Running Windows 7 Ultimate 64-bit on my HP laptop and for my RAM usage on the "Computer Properties" page it says "Installed memory (RAM): 4.00GB (2.99GB usable)"

I've seen other laptops with Windows 7 64-bit and all 4GB of RAM are usable so I know it's possible.

BIOS says I have 4GB of RAM.
CCleaner sees 4GB of RAM

So I know 4GB of RAM are installed.

Check out the images (removed, if anyone needs to see them let me know) of "Computer Properties", "TaskManager" and "MSConfig".

Anyone have ANY ideas?  Google search has yielded nothing but a lot of bad/wrong information.

Thanks.


----------



## PabloTeK

Does your laptop have integrated graphics? If it does then that'll be why you only have some available!


----------



## Drenlin

PabloTeK said:


> Does your laptop have integrated graphics? If it does then that'll be why you only have some available!



That

My laptop's Geforece Go 7400 takes up to 800MB


----------



## imagine9

How can I tell if my laptop has "integrated graphics"?  I thought all laptops had "integrated graphics".  

So how would that explain the laptop I've seen that uses all 4GB or RAM?


----------



## Drenlin

Almost all laptops have integrated, though some do have dedicated cards.
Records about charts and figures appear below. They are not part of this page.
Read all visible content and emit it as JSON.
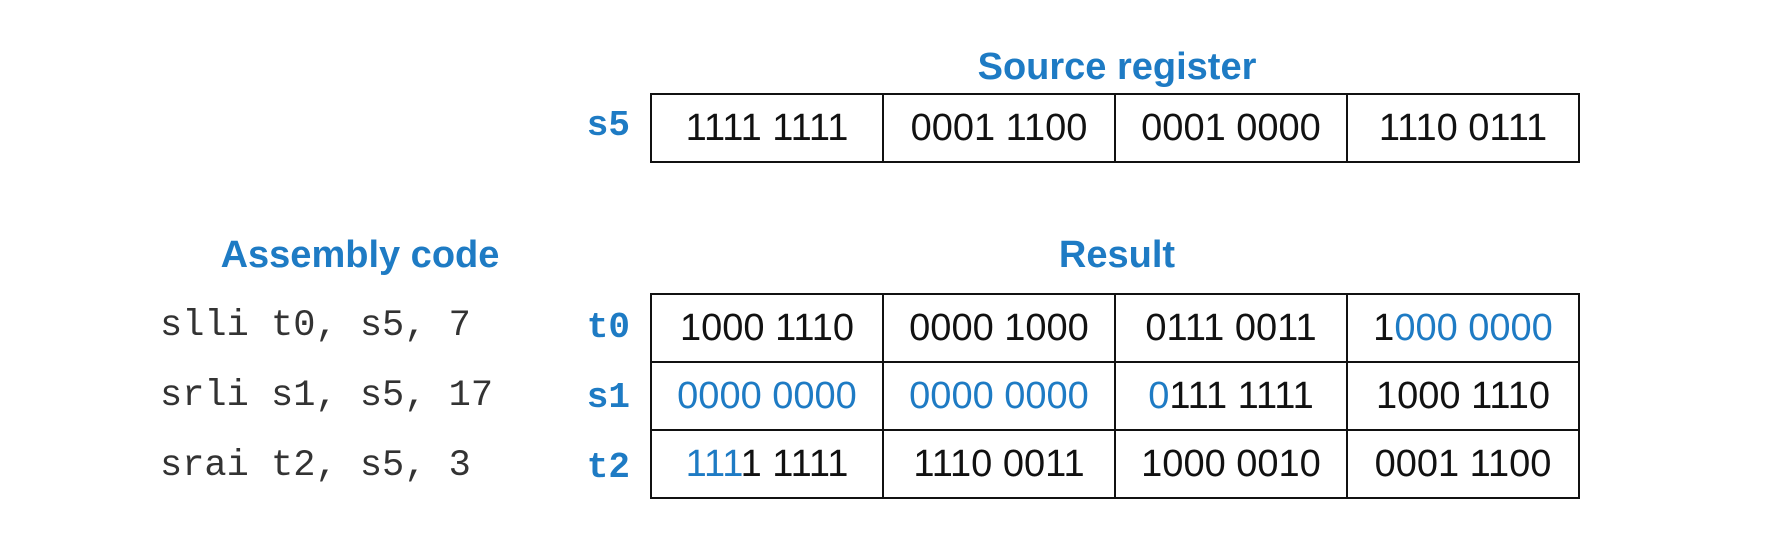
{
  "headings": {
    "source": "Source register",
    "result": "Result",
    "assembly": "Assembly code"
  },
  "colors": {
    "accent": "#1e7bc4",
    "text": "#111111",
    "code": "#333333"
  },
  "source": {
    "label": "s5",
    "bytes": [
      "1111 1111",
      "0001 1100",
      "0001 0000",
      "1110 0111"
    ]
  },
  "rows": [
    {
      "code": "slli t0, s5, 7",
      "label": "t0",
      "cells": [
        {
          "hi": "",
          "rest": "1000 1110"
        },
        {
          "hi": "",
          "rest": "0000 1000"
        },
        {
          "hi": "",
          "rest": "0111 0011"
        },
        {
          "pre": "1",
          "hi": "000 0000",
          "rest": ""
        }
      ]
    },
    {
      "code": "srli s1, s5, 17",
      "label": "s1",
      "cells": [
        {
          "hi": "0000 0000",
          "rest": ""
        },
        {
          "hi": "0000 0000",
          "rest": ""
        },
        {
          "hi": "0",
          "rest": "111 1111"
        },
        {
          "hi": "",
          "rest": "1000 1110"
        }
      ]
    },
    {
      "code": "srai t2, s5, 3",
      "label": "t2",
      "cells": [
        {
          "hi": "111",
          "rest": "1 1111"
        },
        {
          "hi": "",
          "rest": "1110 0011"
        },
        {
          "hi": "",
          "rest": "1000 0010"
        },
        {
          "hi": "",
          "rest": "0001 1100"
        }
      ]
    }
  ]
}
The amount of memory that they can borrow, however, varied quite a bit.

Run DXDiag and look at the "display" tab...it should show how much memory your gpu takes next to "total approx. memory"

Do get to it just type "dxdiag" into the search bar...should show up.


----------



## imagine9

Here are some screenshots, doesn't really clear it up for me.  I have 2 display tabs because I have a second monitor hooked up to the laptop.


----------



## joh06937

that is weird... it seems you should have at least 3.5 gb of ram available.


----------



## imagine9

YES it is.  Is there ANYONE out there that gets this?  Can't believe everyone is stumped...


----------



## harryhill

*6 gb*



imagine9 said:


> Running Windows 7 Ultimate 64-bit on my HP laptop and for my RAM usage on the "Computer Properties" page it says "Installed memory (RAM): 4.00GB (2.99GB usable)"
> 
> I've seen other laptops with Windows 7 64-bit and all 4GB of RAM are usable so I know it's possible.
> 
> BIOS says I have 4GB of RAM.
> CCleaner sees 4GB of RAM
> 
> So I know 4GB of RAM are installed.
> 
> Check out the images (removed, if anyone needs to see them let me know) of "Computer Properties", "TaskManager" and "MSConfig".
> 
> Anyone have ANY ideas?  Google search has yielded nothing but a lot of bad/wrong information.
> 
> Thanks.


Hello--another twist to the ONLY 2.9 GB out of 6 GB useable.
As I said, Win-8-64 (new install) and Ubuntu showed 6 GB installed.
NOW!!..I just installed another Win-7-64 on another partition. Just the bare thing with no programs added.
And...it showed 6 GB. But-when I go back to my Win-7-64 Default working drive with programs installed, it ALSO SHOWS 6 GB. No mention of USEABLE. 
Problem solved-but WHY?


----------



## voyagerfan99

harryhill said:


> Hello--another twist to the ONLY 2.9 GB out of 6 GB useable.
> As I said, Win-8-64 (new install) and Ubuntu showed 6 GB installed.
> NOW!!..I just installed another Win-7-64 on another partition. Just the bare thing with no programs added.
> And...it showed 6 GB. But-when I go back to my Win-7-64 Default working drive with programs installed, it ALSO SHOWS 6 GB. No mention of USEABLE.
> Problem solved-but WHY?



Please don't bump a thread that is two years old.


----------